Erst zwei Tage nach dem verheerenden Angriff traut sich Maria Koll mit ihren Kindern aus dem Tunnel zurück in die Stadt. Ihnen bietet sich ein Bild der Verwüstung. 85 Zivilpersonen, davon 35 Frauen und 18 Kinder unter 14 Jahren sowie mehrere Soldaten kommen bei dem Angriff ums Leben. 115 Häuser mit 250 Wohnungen sind zerstört. „Die Schützbahn war verschüttet, der Weg zum Tor versperrt“, berichtet Koll, der heute an der Plätzerstraße wohnt. Sie kehren voller Angst um und gelangen über die Schützbahn ans Tor. Dort treffen sie auf Menschen, die ihre Angehörigen verloren haben oder vermissen.

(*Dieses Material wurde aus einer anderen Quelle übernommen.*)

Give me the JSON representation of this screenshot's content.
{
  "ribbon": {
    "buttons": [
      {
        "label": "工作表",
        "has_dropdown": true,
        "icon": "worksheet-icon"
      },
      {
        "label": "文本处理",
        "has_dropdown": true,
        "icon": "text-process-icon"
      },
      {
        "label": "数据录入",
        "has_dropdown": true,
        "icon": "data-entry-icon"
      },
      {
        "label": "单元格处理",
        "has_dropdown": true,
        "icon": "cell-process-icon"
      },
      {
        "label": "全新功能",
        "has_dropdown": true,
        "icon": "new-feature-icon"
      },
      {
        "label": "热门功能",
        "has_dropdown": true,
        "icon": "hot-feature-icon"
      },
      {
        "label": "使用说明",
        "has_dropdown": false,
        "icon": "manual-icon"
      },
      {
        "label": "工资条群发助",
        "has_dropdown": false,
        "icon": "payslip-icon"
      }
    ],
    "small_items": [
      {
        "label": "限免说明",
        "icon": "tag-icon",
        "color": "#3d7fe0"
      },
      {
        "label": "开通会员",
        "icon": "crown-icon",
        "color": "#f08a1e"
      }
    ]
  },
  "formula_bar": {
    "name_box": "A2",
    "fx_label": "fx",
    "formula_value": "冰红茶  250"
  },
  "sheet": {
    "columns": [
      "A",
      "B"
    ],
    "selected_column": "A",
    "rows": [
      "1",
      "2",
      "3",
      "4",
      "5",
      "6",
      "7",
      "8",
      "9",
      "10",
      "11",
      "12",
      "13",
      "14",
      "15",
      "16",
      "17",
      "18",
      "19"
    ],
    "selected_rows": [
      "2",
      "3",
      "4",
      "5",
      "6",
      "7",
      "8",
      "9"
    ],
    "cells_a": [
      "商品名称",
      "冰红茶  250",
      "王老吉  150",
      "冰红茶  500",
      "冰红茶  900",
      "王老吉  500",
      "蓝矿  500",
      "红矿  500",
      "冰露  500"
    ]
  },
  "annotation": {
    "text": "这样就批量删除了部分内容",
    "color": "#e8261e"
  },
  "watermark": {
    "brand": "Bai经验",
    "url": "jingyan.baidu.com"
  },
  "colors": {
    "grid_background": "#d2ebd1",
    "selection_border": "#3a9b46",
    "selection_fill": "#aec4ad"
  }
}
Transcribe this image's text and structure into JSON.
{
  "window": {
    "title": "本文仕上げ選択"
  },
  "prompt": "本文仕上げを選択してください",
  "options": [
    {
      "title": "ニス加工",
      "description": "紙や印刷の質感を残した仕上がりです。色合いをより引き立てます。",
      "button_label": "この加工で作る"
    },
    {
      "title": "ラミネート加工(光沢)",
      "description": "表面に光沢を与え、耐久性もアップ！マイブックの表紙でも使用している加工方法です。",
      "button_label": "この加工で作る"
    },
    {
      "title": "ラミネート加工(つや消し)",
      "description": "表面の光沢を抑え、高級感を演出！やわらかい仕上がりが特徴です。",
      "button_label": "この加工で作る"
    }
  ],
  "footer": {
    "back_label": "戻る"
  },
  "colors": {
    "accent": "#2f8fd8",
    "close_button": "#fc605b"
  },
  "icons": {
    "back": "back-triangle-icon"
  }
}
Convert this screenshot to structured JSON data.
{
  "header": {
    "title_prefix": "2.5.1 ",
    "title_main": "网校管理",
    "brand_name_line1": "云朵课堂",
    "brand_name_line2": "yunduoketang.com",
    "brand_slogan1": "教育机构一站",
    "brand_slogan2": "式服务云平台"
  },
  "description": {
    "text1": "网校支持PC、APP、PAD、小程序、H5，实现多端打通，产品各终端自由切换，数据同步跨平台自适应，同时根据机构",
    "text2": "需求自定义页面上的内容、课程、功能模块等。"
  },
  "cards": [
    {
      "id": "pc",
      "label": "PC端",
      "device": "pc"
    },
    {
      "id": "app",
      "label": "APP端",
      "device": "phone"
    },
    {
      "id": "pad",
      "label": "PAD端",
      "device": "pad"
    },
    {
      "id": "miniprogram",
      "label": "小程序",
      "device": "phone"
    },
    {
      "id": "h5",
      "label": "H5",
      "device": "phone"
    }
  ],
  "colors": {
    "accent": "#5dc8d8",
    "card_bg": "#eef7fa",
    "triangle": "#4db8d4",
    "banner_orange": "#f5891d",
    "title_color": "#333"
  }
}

„Das alles machte mir Angst. Den Geruch der Trümmerlandschaft und den Anblick der vielen Toten werde ich nie vergessen“, so Koll. Zu Hause an der Bachemer Straße angekommen, muss Familie Koll ebenfalls mit dem Aufräumen beginnen. Der Zugang zu ihrem Haus ist blockiert. Die Häuser rechts daneben und gegenüber sind zerbombt. Mit bloßen Händen suchen die Menschen nach ihren Habseligkeiten. „Um in die Stadt zu gelangen, überquerten wir auf einem Trampelpfad einen riesigen Schutthaufen im Ahrtorbogen.“

Bomben auf die Klinik

Unweit dieses Bogens spielte sich am Mittag des schwärzesten Tages in der mehr als 1100-jährigen Geschichte Ahrweilers eine weitere Tragödie ab. 24 Bomben zerstörten das sogenannte „Schlösschen“ der Ehrenwall-Klinik, das Platz für 50 psychisch erkrankte Patienten bot. Das Ganze geschah, obwohl die gesamte Anlage mit roten Kreuzen auf den Dächern deutlich gekennzeichnet war. Zahlreiche Patienten kamen bei dem Angriff ums Leben. Ebenso sieben Pfleger und Helfer, die die Patienten trotz des Alarms nicht alleine lassen wollten. Sie hatten sich dafür eingesetzt, unruhige und aggressive Kranke so menschlich wie möglich zu pflegen und ihnen beizustehen. Ihre Namen sind heute noch bekannt: Margarite Beese, Josef Hubert Hörsch, Magdalene Krämer, Dominikus Sperber, Lina Steinrand, Anneliese Weber und Walter Wetzler.